In the New York State Supreme Court lawsuit, filed in Manhattan on Thursday morning, Mary Trump named the president, her aunt, Maryanne Barry Trump, and her late uncle, Robert Trump — who passed away in August of this year. She outlined claims of fraudulent representation, fraudulent inducement, negligent representation, civil conspiracy, and fraudulent misrepresentation and concealment dating back to the "beginning of the 1980s."
"For Donald J. Trump, his sister Maryanne, and their late brother Robert, fraud was not just the family business — it was a way of life," the suit says. "Beginning in the 1980s, these siblings took control of the New York City real estate empire that their father Fred Sr. had built, and exploited it to enrich themselves at the expense of everyone around them."
According to the lawsuit, Mary Trump claims that she inherited "valuable minority interests in the family business." However, she insists her two uncles and aunt conspired to chip away at her inheritance over time, ultimately colluding to withhold the actual value of what she should have received.
"Rather than protect Mary's interests, they designed and carried out a complex scheme to siphon funds away from her interests, conceal their grift, and deceive her about the true value of what she had inherited," the suit read.
Mary Trump also alleges her uncles and aunt colluded with multiple other parties, including a trustee, who was appointed as a representative allegedly acting on Mary's behalf, to present "a stack of fraudulent valuations" in an effort to coerce her into signing a settlement agreement that "fleeced her of tens of millions of dollars or more."
"Through each of these schemes," the lawsuit says, "Defendants not only deliberately defrauded Mary out of what was rightfully hers, they also kept her in the dark about it—until now."
The lawsuit draws out how the alleged elaborate schemes were orchestrated and managed over time. Among the schemes outlined, the lawsuit alleges that the siblings also charged "exorbitant management fees, consulting fees, and salaries" from questionable companies connected to her aunt's financial holding companies.
"Each scheme was a fraud in itself, but they also built on one another. First, Defendants fraudulently siphoned value from Mary's interests to entities Defendants owned and controlled, while disguising those transfers as legitimate business transactions (the 'Grift')," the suit said.
"Second, Defendants fraudulently depressed the value of Mary's interests, and the net income they generated, in part through fraudulent appraisals and financial statements (the 'Devaluing')," the suit claims.

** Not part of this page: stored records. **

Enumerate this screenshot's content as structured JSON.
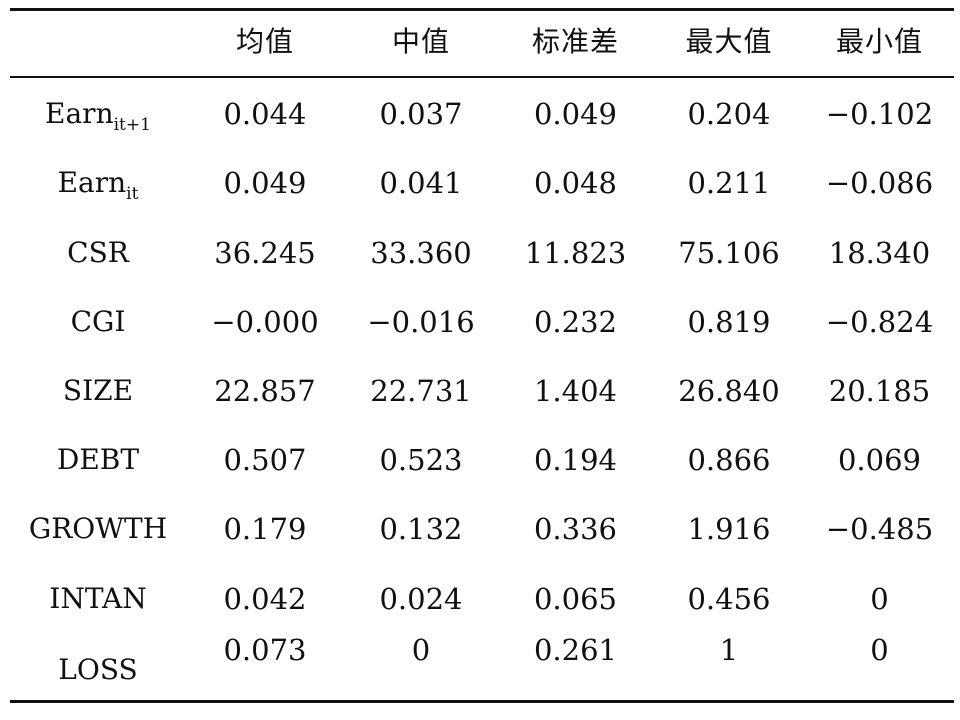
{
  "table": {
    "headers": [
      "",
      "均值",
      "中值",
      "标准差",
      "最大值",
      "最小值"
    ],
    "rows": [
      {
        "name": "Earn",
        "sub": "it+1",
        "values": [
          "0.044",
          "0.037",
          "0.049",
          "0.204",
          "−0.102"
        ]
      },
      {
        "name": "Earn",
        "sub": "it",
        "values": [
          "0.049",
          "0.041",
          "0.048",
          "0.211",
          "−0.086"
        ]
      },
      {
        "name": "CSR",
        "sub": "",
        "values": [
          "36.245",
          "33.360",
          "11.823",
          "75.106",
          "18.340"
        ]
      },
      {
        "name": "CGI",
        "sub": "",
        "values": [
          "−0.000",
          "−0.016",
          "0.232",
          "0.819",
          "−0.824"
        ]
      },
      {
        "name": "SIZE",
        "sub": "",
        "values": [
          "22.857",
          "22.731",
          "1.404",
          "26.840",
          "20.185"
        ]
      },
      {
        "name": "DEBT",
        "sub": "",
        "values": [
          "0.507",
          "0.523",
          "0.194",
          "0.866",
          "0.069"
        ]
      },
      {
        "name": "GROWTH",
        "sub": "",
        "values": [
          "0.179",
          "0.132",
          "0.336",
          "1.916",
          "−0.485"
        ]
      },
      {
        "name": "INTAN",
        "sub": "",
        "values": [
          "0.042",
          "0.024",
          "0.065",
          "0.456",
          "0"
        ]
      },
      {
        "name": "LOSS",
        "sub": "",
        "values": [
          "0.073",
          "0",
          "0.261",
          "1",
          "0"
        ]
      }
    ]
  }
}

"Third, following Fred Sr.'s death, Defendants forced Mary to the negotiating table by threatening to bankrupt Mary's interests and by canceling the healthcare policy that was keeping [Mary's brother] Fred III's infant son alive, and once at the table Defendants presented Mary with a stack of fraudulent valuations and financial statements, and a written agreement that itself memorialized their fraud, and obtained her signature (the 'Squeeze-Out')."
"Through each of these schemes, Defendants not only deliberately defrauded Mary out of what was rightfully hers, they also kept her in the dark about it — until now," the suit says.
Mary Trump's lawsuit comes just months after the release of her book, Too Much and Never Enough: How My Family Created the World's Most Dangerous Man. The incriminating narrative chronicled Trump's upbringing with a number of "harrowing and salacious" stories about the president's life and how it contributed to who has become today.